JD Dillon, chief learning officer, Axonify, offering tools for employees who directly interact with customer or the public, “frontline” workers
Artificial intelligence: AI will help companies check training boxes faster and cheaper moving forward. This will result in a reduction in L&D [learning and development] headcount through a combination of process automation and outsourcing to providers using these tools. AI will also help organizations rebalance what people need to know vs what they can access on the job to solve problems and complete tasks.
Labor: Labor hours will continue to tighten, especially if the economy slows down. This reduces L&D opportunities for frontline workers, who are scheduled to the minute and asked to handle extensive task lists with limited staffing. This challenge will get worse if shifts in immigration policies result in labor shortages in certain industries and business categories. The continued introduction of technology, especially automation and AI-enabled tools, may make it more difficult to justify additional investment in frontline training, especially in introductory, high-turnover roles.

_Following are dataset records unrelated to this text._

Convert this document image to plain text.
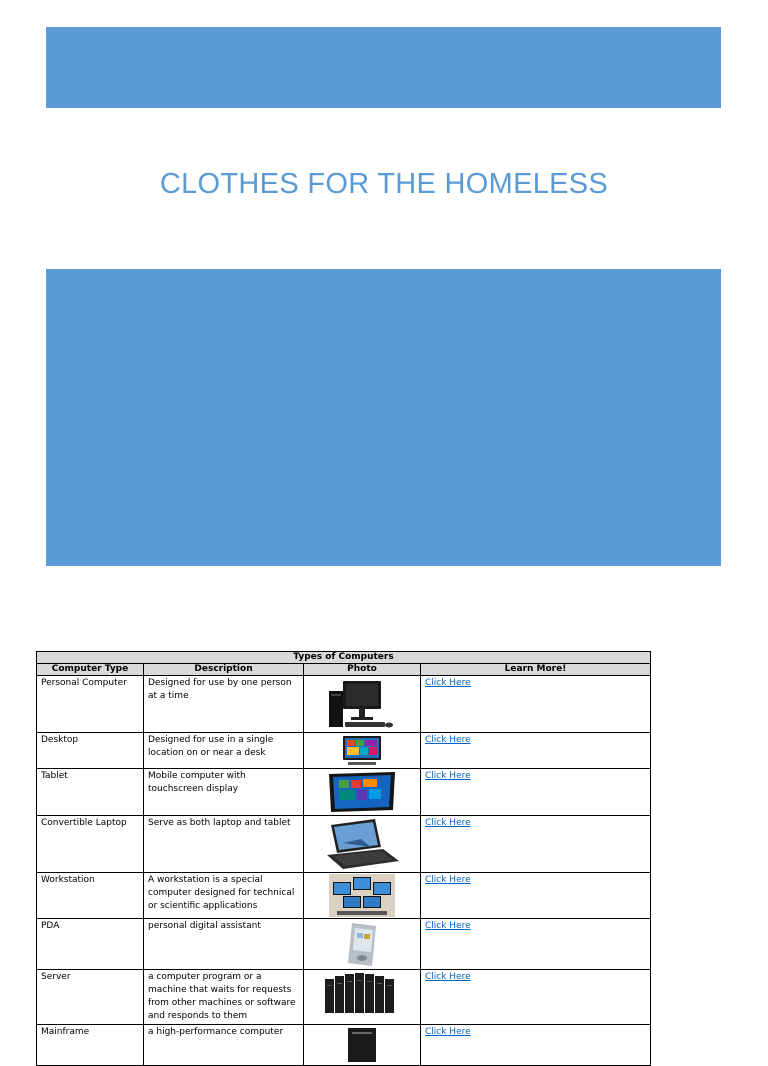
CLOTHES FOR THE HOMELESS
Types of Computers			
Computer Type	Description	Photo	Learn More!
Personal Computer	Designed for use by one person at a time		Click Here
Desktop	Designed for use in a single location on or near a desk		Click Here
Tablet	Mobile computer with touchscreen display		Click Here
Convertible Laptop	Serve as both laptop and tablet		Click Here
Workstation	A workstation is a special computer designed for technical or scientific applications		Click Here
PDA	personal digital assistant		Click Here
Server	a computer program or a machine that waits for requests from other machines or software and responds to them		Click Here
Mainframe	a high-performance computer		Click Here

Technology consolidation: Organizations will look for opportunities to reduce costs, simplify digital experiences and reduce risk/complexity. Frontline wages and benefits are declining as organizations roll back investments intended to close staffing gaps during the pandemic. This will likely continue, along with tight labor budgeting and reduced hours – unless other shifts cause staffing shortages to emerge in select industries. Collective bargaining will likely take a hit over the next few years because of shifts in the political landscape. When you combine this with the full force return to the office for corporate workers, organizations are re-establishing control over the workplace.
Brian Higgins, chief customer experience officer, Verizon consumer group
“Specialized Language Models (SLMs) are poised to disrupt various industries. Unlike Large Language Models (LLMs) trained on general text data, SLMs are fine-tuned on specific domains, offering enhanced accuracy and efficiency for domain-specific tasks, and they do it in a cost and energy efficient manner. From telecom and healthcare to finance and legal, SLMs will be streamlining processes and improving customer experiences across the board.”

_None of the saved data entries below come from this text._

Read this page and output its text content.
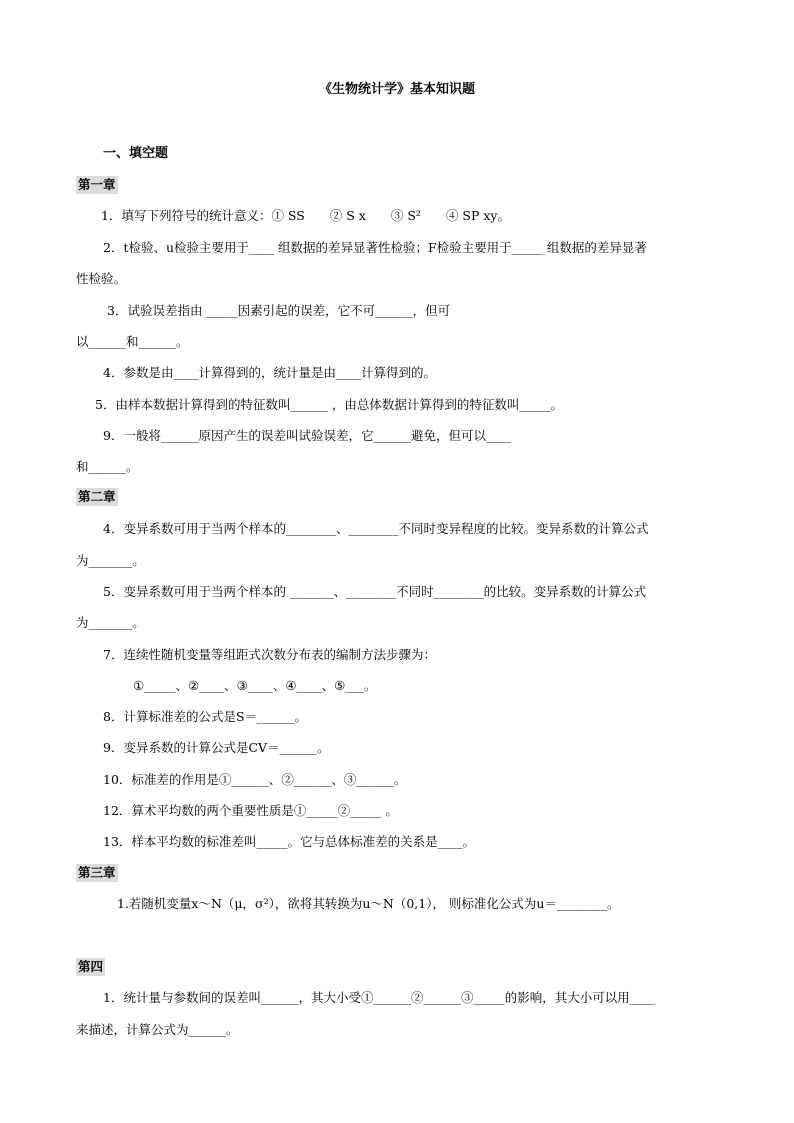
《生物统计学》基本知识题
一、填空题
第一章
1．填写下列符号的统计意义：① SS　　② S x　　③ S²　　④ SP xy。
2．t检验、u检验主要用于____ 组数据的差异显著性检验；F检验主要用于_____ 组数据的差异显著
性检验。
3．试验误差指由 _____因素引起的误差，它不可______，但可
以______和______。
4．参数是由____计算得到的，统计量是由____计算得到的。
5．由样本数据计算得到的特征数叫______ ，由总体数据计算得到的特征数叫_____。
9．一般将______原因产生的误差叫试验误差，它______避免，但可以____
和______。
第二章
4．变异系数可用于当两个样本的________、________不同时变异程度的比较。变异系数的计算公式
为_______。
5．变异系数可用于当两个样本的 _______、________不同时________的比较。变异系数的计算公式
为_______。
7．连续性随机变量等组距式次数分布表的编制方法步骤为：
①_____、②____、③____、④____、⑤___。
8．计算标准差的公式是S＝______。
9．变异系数的计算公式是CV＝______。
10．标准差的作用是①______、②______、③______。
12．算术平均数的两个重要性质是①_____②_____ 。
13．样本平均数的标准差叫_____。它与总体标准差的关系是____。
第三章
1.若随机变量x～N（μ，σ²），欲将其转换为u～N（0,1）， 则标准化公式为u＝________。
第四
1．统计量与参数间的误差叫______，其大小受①______②______③_____的影响，其大小可以用____
来描述，计算公式为______。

He sees two technologies–agentic AI and retrieval-augmented generation (RAG)--as being on the rise in 2025. Agentic AI involves artificial intelligence and human agents working in tandem to deliver improved outcomes. RAG is a natural language processing technique that combines LLMs with information retrieval systems to produce more accurate and relevant text.
“So, you will see more hyper-personalization, proactive engagement, and seamless integration of technology and human touchpoints. The successful businesses will be the ones that elevate their interactions to meet customer expectations, emphasizing proactive solutions tailored to individual needs. This is especially vital as consumers demand not only efficient but also proactive service across every touchpoint.”
Michael Chime, CEO, cofounder, Prepared 911, and Brad Flanagan, director of its public safety answering point program
Prediction: Technology will reshape how emergency responders operate
Flanagan observes: "It surprises me that emergency responders are excited about technology, because emergency response has been an industry so hesitant to change and where tradition is the foundation. Now, responders want to do their work differently with technology. In recent years, culture was the focus of the industry, now the technology is also in focus.”
Chime predicts: “I think you'll see fewer mistakes from AI technology as models and systems improve at a rapid rate.
One of the hardest jobs in emergency response is listening to a call and taking notes in real time – where technology, like automatic summaries, can step in. You'll see more opportunities in the coming year where vendors will focus on taking these tasks off people's plates — whether it's language translation, QA, or other highly repetitive processes."